Experience necessary: Hudson-Odoi and the benefits of learning on the job
Callum Hudson-Odoi proved there’s no experience like match experience after the Chelsea winger made his full England debut in the 5-1 win in Montenegro on Monday night, writes Michael Hincks.
Hudson-Odoi made it 1-0 on Monday evening, not by getting on the scoresheet, but in securing his first England start before making Chelsea’s starting line-up in the Premier League.
In doing so, the 18-year-old winger became the first England player of the Premier League era to start for his country before his club domestically in the league – not since Steve Bould in 1990 had that been the case.
But it was not blind faith from England head coach Gareth Southgate, for Hudson-Odoi has been a regular in Chelsea’s Europa League campaign, where he has scored four times this season.
England controlled play early on, allowing Hudson-Odoi and fellow first-starter Declan Rice to settle down on the ball, but it was a Montenegro goal against the run of play which left Hudson-Odoi with plenty to ponder.
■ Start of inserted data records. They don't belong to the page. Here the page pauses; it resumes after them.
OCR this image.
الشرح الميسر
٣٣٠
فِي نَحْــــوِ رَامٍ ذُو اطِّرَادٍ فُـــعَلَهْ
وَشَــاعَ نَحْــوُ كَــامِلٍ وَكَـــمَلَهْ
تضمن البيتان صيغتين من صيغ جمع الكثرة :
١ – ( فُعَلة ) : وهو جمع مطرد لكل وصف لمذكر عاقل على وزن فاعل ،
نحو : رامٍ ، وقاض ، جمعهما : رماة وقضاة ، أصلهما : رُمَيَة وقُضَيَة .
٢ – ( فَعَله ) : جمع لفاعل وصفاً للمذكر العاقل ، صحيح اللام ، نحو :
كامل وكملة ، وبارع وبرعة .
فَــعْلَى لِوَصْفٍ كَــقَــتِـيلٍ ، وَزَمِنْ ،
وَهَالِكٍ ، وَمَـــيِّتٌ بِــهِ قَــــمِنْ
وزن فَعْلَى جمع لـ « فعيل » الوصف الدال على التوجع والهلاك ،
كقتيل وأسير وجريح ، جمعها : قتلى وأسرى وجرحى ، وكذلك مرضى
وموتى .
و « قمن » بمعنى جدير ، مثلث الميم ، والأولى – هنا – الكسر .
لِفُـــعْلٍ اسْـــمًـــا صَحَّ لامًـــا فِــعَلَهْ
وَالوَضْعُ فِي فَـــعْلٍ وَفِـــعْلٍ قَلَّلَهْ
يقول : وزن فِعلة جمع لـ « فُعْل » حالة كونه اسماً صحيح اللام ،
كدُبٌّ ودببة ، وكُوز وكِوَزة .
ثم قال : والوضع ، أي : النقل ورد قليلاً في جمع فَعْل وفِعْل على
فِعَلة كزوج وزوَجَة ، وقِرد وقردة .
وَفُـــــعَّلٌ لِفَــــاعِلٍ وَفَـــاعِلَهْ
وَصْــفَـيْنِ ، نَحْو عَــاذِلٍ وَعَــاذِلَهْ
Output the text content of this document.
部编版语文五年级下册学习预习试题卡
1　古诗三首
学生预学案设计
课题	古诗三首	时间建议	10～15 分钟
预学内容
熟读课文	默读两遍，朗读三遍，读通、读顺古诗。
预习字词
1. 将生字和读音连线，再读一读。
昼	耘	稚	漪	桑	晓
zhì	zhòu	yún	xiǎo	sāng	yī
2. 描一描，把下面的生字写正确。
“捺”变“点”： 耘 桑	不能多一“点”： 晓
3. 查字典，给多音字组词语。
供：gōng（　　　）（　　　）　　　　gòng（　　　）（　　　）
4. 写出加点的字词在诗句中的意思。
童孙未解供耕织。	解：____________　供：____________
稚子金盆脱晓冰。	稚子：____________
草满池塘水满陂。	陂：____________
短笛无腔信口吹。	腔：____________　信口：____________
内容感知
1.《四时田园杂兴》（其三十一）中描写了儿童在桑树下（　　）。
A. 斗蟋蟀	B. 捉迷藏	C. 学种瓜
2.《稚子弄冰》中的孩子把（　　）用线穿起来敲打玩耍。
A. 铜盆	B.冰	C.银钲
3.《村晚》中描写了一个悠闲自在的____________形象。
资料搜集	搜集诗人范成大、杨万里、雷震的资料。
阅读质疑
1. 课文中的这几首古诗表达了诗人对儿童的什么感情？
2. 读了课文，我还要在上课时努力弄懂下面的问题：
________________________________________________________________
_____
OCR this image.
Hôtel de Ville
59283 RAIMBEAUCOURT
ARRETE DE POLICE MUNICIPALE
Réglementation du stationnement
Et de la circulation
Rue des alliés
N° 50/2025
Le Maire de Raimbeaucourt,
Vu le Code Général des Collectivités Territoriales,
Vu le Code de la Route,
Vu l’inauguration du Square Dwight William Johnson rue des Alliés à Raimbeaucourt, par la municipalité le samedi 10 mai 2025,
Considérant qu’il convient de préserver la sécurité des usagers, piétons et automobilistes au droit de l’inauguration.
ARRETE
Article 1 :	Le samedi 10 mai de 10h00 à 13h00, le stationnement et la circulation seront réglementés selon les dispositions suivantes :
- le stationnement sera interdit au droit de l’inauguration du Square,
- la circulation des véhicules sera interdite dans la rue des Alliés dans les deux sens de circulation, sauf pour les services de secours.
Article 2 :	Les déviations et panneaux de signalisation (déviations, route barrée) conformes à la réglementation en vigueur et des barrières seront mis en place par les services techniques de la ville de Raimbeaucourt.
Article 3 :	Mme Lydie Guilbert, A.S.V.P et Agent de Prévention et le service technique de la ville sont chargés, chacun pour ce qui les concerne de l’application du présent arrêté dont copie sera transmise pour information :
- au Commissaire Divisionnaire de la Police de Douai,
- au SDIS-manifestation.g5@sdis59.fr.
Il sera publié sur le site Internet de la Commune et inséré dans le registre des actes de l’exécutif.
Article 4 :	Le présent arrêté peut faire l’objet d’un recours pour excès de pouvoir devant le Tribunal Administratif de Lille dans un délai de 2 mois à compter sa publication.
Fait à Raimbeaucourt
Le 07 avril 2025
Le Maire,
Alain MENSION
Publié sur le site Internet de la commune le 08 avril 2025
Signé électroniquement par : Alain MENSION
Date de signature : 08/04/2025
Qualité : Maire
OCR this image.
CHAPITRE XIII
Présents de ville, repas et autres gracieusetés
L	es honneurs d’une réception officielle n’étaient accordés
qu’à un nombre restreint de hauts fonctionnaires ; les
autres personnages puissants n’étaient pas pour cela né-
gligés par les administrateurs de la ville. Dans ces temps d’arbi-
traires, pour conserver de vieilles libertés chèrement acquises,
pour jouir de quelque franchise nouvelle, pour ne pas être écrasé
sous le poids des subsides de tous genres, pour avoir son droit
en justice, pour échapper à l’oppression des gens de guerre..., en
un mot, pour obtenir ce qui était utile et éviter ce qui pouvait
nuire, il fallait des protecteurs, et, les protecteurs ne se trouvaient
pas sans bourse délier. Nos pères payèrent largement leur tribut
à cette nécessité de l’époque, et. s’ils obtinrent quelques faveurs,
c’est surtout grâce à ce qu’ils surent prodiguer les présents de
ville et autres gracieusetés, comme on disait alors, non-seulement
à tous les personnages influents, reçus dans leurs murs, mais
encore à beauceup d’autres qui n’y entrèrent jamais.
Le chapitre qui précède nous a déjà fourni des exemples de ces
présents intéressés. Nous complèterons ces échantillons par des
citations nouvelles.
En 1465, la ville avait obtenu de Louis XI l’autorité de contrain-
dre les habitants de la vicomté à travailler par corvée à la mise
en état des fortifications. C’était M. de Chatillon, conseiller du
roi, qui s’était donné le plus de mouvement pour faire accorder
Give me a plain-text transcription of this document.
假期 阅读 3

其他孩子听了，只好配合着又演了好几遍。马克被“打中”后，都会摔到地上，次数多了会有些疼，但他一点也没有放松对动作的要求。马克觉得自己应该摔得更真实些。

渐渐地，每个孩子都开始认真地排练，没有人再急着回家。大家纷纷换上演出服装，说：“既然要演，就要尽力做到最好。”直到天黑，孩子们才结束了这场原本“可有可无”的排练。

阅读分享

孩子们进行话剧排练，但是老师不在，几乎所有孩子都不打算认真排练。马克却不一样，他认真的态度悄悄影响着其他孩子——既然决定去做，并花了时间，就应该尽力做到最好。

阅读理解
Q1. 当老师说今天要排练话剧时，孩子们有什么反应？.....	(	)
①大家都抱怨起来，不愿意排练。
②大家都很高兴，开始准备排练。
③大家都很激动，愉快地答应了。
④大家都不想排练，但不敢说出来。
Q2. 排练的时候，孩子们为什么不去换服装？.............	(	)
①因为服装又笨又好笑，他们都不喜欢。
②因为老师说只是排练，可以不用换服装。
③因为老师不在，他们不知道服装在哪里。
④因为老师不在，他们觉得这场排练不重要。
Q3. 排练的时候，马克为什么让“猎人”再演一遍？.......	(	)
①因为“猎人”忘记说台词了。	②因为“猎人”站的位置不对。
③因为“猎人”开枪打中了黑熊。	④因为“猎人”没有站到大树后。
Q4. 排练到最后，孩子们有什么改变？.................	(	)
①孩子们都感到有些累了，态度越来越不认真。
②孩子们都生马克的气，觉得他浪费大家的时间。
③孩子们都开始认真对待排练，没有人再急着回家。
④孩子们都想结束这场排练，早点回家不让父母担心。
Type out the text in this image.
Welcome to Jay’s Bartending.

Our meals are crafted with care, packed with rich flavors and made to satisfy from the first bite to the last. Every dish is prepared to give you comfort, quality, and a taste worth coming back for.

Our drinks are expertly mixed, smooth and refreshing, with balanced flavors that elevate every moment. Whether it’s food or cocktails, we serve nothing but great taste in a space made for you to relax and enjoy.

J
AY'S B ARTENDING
He was beaten all too easily in the air by Zarko Tomasevic, and was then guilty of ball-watching as Marko Vesovic bundled his way through the England defence to curl an absolute pearler past Jordan Pickford.
It was a harsh lesson for Hudson-Odoi in being caught out defensively, with right-back Kyle Walker not shying away from reminding the youngster of his duty to get back, but the teenager did not buckle.
A tactical switch from Southgate saw Hudson-Odoi and Sterling swap wings, and from there on in, the former looked far more comfortable, perhaps relishing taking on Filip Stojkovic as opposed to Tomasevic.
And after Michael Keane equalised for England, it was Hudson-Odoi who cut in from the left and saw what was essentially a shot – albeit going a smidgen wide – turned in by Chelsea team-mate Ross Barkley, who himself was in his element with two goals and one assist.
Hudson-Odoi continued on the left after the break, and he found as much joy cutting inside as he did taking it down the channel, forcing a smart low save from Danijel Petkovic when darting diagonally into the area.
A goal apiece from Sterling and Kane ensured the match finished 5-1, and though Barkley will take the majority of plaudits, Hudson-Odoi’s performance caught the eye in what proved to be the perfect environment in which to gain experience and learn from mistakes.
As Ian Wright put it so perfectly at half-time in the ITV studio, “he’s learning on the job”, and though it is an obvious point to make, Hudson-Odoi would not have been able to rectify his errors for Montenegro’s goal had Southgate not shown the faith to start him in the first place.
And as the internationals make way for club football once more, the attention will inevitably turn to whether Hudson-Odoi can follow up his first England start with a run from the off in the Premier League for Chelsea.
Callum Hudson-Odoi and Maurizio SarriImago
A double match-week – at Cardiff on Saturday before hosting Brighton the following Wednesday – offers Chelsea head coach Maurizio Sarri the opportunity to do just that, but whether the Italian answers those calls from his own supporters remains to be seen.
With a top-four spot to fight for, Sarri could be forgiven for not being as willing to experiment as Southgate, but Hudson-Odoi’s fearlessness in attack means a match at Cardiff is arguably the perfect place for what no longer appears to be a gamble.
Hudson-Odoi has much to learn, but he will only keep maturing as a footballer if he gets minutes on the pitch. Southgate gave him his chance, now it’s time to see if Sarri follows suit.